Scraping the SEC

All companies publicly traded in America must file a yearly financial statement (called the “10-K”) and four quarterly financial statements (called the “10-Q”) per annum. These documents are pored over by equity research analysts, accountants, etc. to gain an understanding of the company’s financial situation. They are also an incredibly rich source of natural language data for machine learning models, but the primary obstacle to leveraging them is that these forms are all in raw .html or .txt formats. Complicating the process is that many companies like to structure their statements their own way, or they add XBRL tables, PDF sections or images which look like garbled text to the parser.

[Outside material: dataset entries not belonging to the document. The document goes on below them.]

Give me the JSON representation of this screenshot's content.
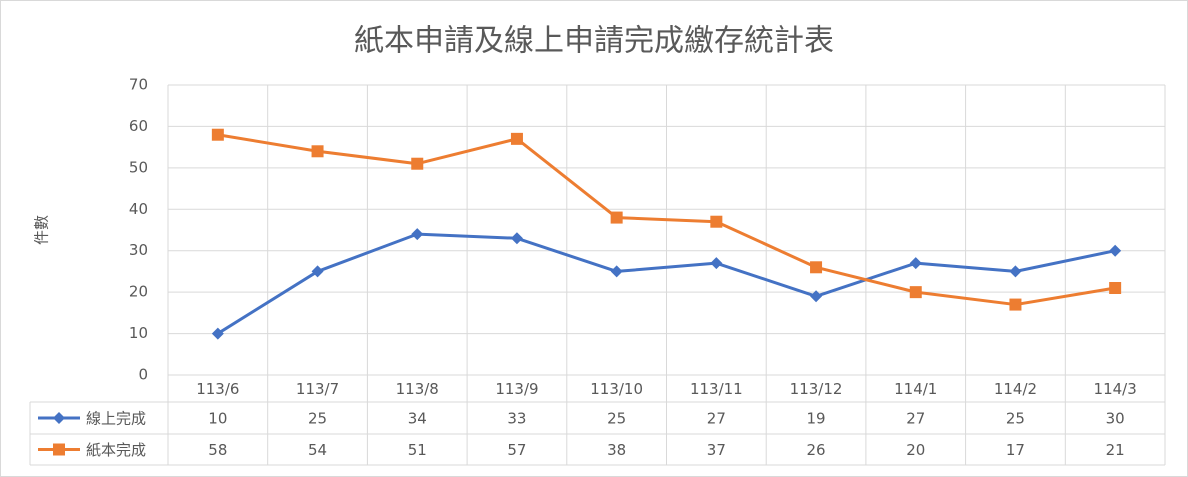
{
  "chart_data": {
    "type": "line",
    "title": "紙本申請及線上申請完成繳存統計表",
    "y_label": "件數",
    "categories": [
      "113/6",
      "113/7",
      "113/8",
      "113/9",
      "113/10",
      "113/11",
      "113/12",
      "114/1",
      "114/2",
      "114/3"
    ],
    "series": [
      {
        "name": "線上完成",
        "color": "#4472c4",
        "marker": "diamond",
        "values": [
          10,
          25,
          34,
          33,
          25,
          27,
          19,
          27,
          25,
          30
        ]
      },
      {
        "name": "紙本完成",
        "color": "#ed7d31",
        "marker": "square",
        "values": [
          58,
          54,
          51,
          57,
          38,
          37,
          26,
          20,
          17,
          21
        ]
      }
    ],
    "ylim": [
      0,
      70
    ],
    "yticks": [
      0,
      10,
      20,
      30,
      40,
      50,
      60,
      70
    ],
    "grid": true,
    "data_table": true
  }
}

For one of my research projects, I scraped the entire SEC database of its 10-Q’s and 10-K’s and segment the texts into their respective sections (for example, section 3 concerns Legal Proceedings and section 6 contains tables of financial metrics). I open-sourced the code and the data. They are both unusually popular; the code has over 40 stars and nearly 30 forks, while the dataset has over 440 bookmarks and is one of the most popular on the data.world platform. I suspect this is because (a) I am the only one silly enough to use R for this kind of work and (b) everyone else who has actually scraped the SEC either kept their data private or gated it behind a pay-for-use API.

In 2021, there are much better ways to scrape the SEC nowadays (e.g. the python-edgar package) and other people with cleaned text files (e.g. Notre Dame)so I don’t really see the use of updating my own codebase anymore. Nonetheless the lack of open access around this incredibly valuable set of natural language data is a little disappointing, and I think there is still a huge opportunity for someone to have this text data linked to other important financial data sources (the most obvious one being stock price data). I definitely would not mind returning to it when I have time!